C’era una volta…E da qualche parte c’è ancora
Al giorno d’oggi molti oggetti, molte azioni, molte abitudini sembrano essere stati dimenticati. Anche se hanno fatto parte della nostra vita e della nostra storia. Lo stesso vale – purtroppo – per alcuni mestieri. Primo fra tutti, quello dell’artigiano. Eppure, nel suo ultimo documentario – Il fiume ha sempre ragione, presentato in anteprima all’ultima edizione del Biografilm Festival – Silvio Soldini ci regala la preziosa esperienza del venire a contatto con un mondo che sembra appartenere ad un altro secolo, addirittura ad un’altra epoca.
Alberto Casiraghy abita ad Osnago ed ha trasformato la sua abitazione in una piccola casa editrice vecchio stampo – con un’antica macchina a caratteri mobili stampa piccoli – specializzata nella pubblicazione di libri di poesie ed aforismi. Josef Weiss abita poco lontano da Alberto e – mediante una particolare tecnica da restauratore – lavora come grafico, collaborando con la piccola bottega dell’amico. I due sembrano decisamente vivere in un mondo a sé stante.

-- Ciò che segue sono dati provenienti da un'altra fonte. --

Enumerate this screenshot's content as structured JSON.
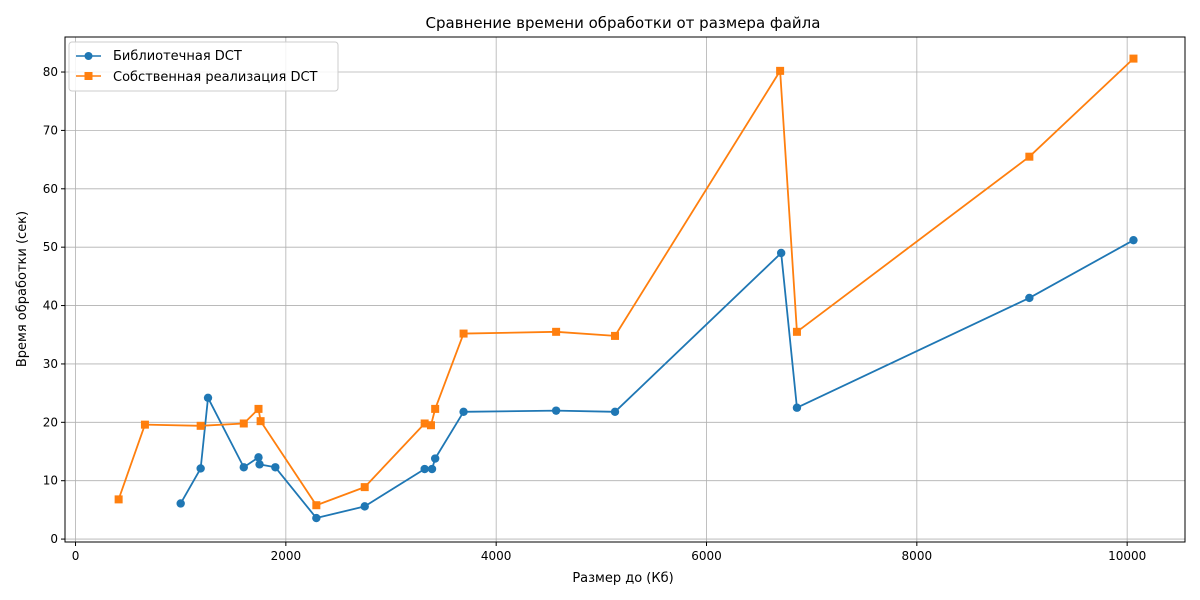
{
  "chart_data": {
    "type": "line",
    "title": "Сравнение времени обработки от размера файла",
    "xlabel": "Размер до (Кб)",
    "ylabel": "Время обработки (сек)",
    "xlim": [
      -100,
      10550
    ],
    "ylim": [
      -0.5,
      86
    ],
    "xticks": [
      0,
      2000,
      4000,
      6000,
      8000,
      10000
    ],
    "yticks": [
      0,
      10,
      20,
      30,
      40,
      50,
      60,
      70,
      80
    ],
    "grid": true,
    "legend_position": "top-left",
    "series": [
      {
        "name": "Библиотечная DCT",
        "color": "#1f77b4",
        "marker": "circle",
        "points": [
          [
            1000,
            6.1
          ],
          [
            1190,
            12.1
          ],
          [
            1260,
            24.2
          ],
          [
            1600,
            12.3
          ],
          [
            1740,
            14.0
          ],
          [
            1750,
            12.8
          ],
          [
            1900,
            12.3
          ],
          [
            2290,
            3.6
          ],
          [
            2750,
            5.6
          ],
          [
            3320,
            12.0
          ],
          [
            3390,
            12.0
          ],
          [
            3420,
            13.8
          ],
          [
            3690,
            21.8
          ],
          [
            4570,
            22.0
          ],
          [
            5130,
            21.8
          ],
          [
            6710,
            49.0
          ],
          [
            6860,
            22.5
          ],
          [
            9070,
            41.3
          ],
          [
            10060,
            51.2
          ]
        ]
      },
      {
        "name": "Собственная реализация DCT",
        "color": "#ff7f0e",
        "marker": "square",
        "points": [
          [
            410,
            6.8
          ],
          [
            660,
            19.6
          ],
          [
            1190,
            19.4
          ],
          [
            1600,
            19.8
          ],
          [
            1740,
            22.3
          ],
          [
            1760,
            20.2
          ],
          [
            2290,
            5.8
          ],
          [
            2750,
            8.9
          ],
          [
            3320,
            19.8
          ],
          [
            3380,
            19.5
          ],
          [
            3420,
            22.3
          ],
          [
            3690,
            35.2
          ],
          [
            4570,
            35.5
          ],
          [
            5130,
            34.8
          ],
          [
            6700,
            80.2
          ],
          [
            6860,
            35.5
          ],
          [
            9070,
            65.5
          ],
          [
            10060,
            82.3
          ]
        ]
      }
    ]
  }
}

Silvio Soldini – nel corso della sua prolifica carriera – vanta una produzione molto variegata: dalle commedie ai film drammatici, fino alla realizzazione di cortometraggi e documentari. Tutte le sue opere, tuttavia, presentano un comun denominatore: una forte componente fiabesca (talvolta anche, volendo esagerare, surreale), oltre ad un tono di leggerezza unito – allo stesso tempo – ad un’importante indagine antropologica. Ed è questo anche il caso di Il fiume ha sempre ragione, dove lo spettatore viene letteralmente catapultato all’interno di un mondo in cui le vecchie tradizioni, il lavoro manuale e – non per ultima – la poesia fanno da protagonisti assoluti.
I due protagonisti – Alberto e Josef – vengono seguiti passo passo nel loro lavoro, con intensi primi piani sulle loro mani all’opera, sui loro strumenti e sulle loro creazioni. Entrambi, con pazienza e dedizione, non si stancano di raccontarci i vari procedimenti di lavorazione e quello che tutto ciò significa per loro. Ed è proprio la lentezza – unita ad una piacevole sensazione di nostalgia e di pace – a scandire i ritmi di questo ultimo lavoro di Soldini. Analogamente all’acqua di un fiume, le giornate dei due artisti-artigiani scorrono con calma e serenità, quasi all’opposto di ciò che, al giorno d’oggi, sembra essere diventata la nostra quotidianità. Gli stati d’animo dei due protagonisti e la grande passione per il loro lavoro – di conseguenza – si rivelano una vera e propria dichiarazione d’amore alla vita – proprio come sta a suggerire il loro ultimo dialogo sulle rive del fiume, insieme all’Inno alla gioia di Beethoven in chiusura.
L’unica pecca del lavoro di Soldini, paradossalmente, può essere individuata proprio in questa ultima scena, la quale – a differenza dei momenti precedenti in cui il realismo ha fatto da protagonista assoluto – risulta decisamente artefatta e “stride” quasi con il resto del documentario, in quanto proprio il sopra citato dialogo tra i due uomini appare eccessivamente costruito. Peccato veniale, ma non mortale, però. Il fiume ha sempre ragione, infatti, resta un piccolo gioiello all’interno del panorama cinematografico contemporaneo. Una sorta di favola che ci permette di prendere una bella boccata d’aria fresca e di evadere dal quotidiano, anche se solo per poco più di un’ora.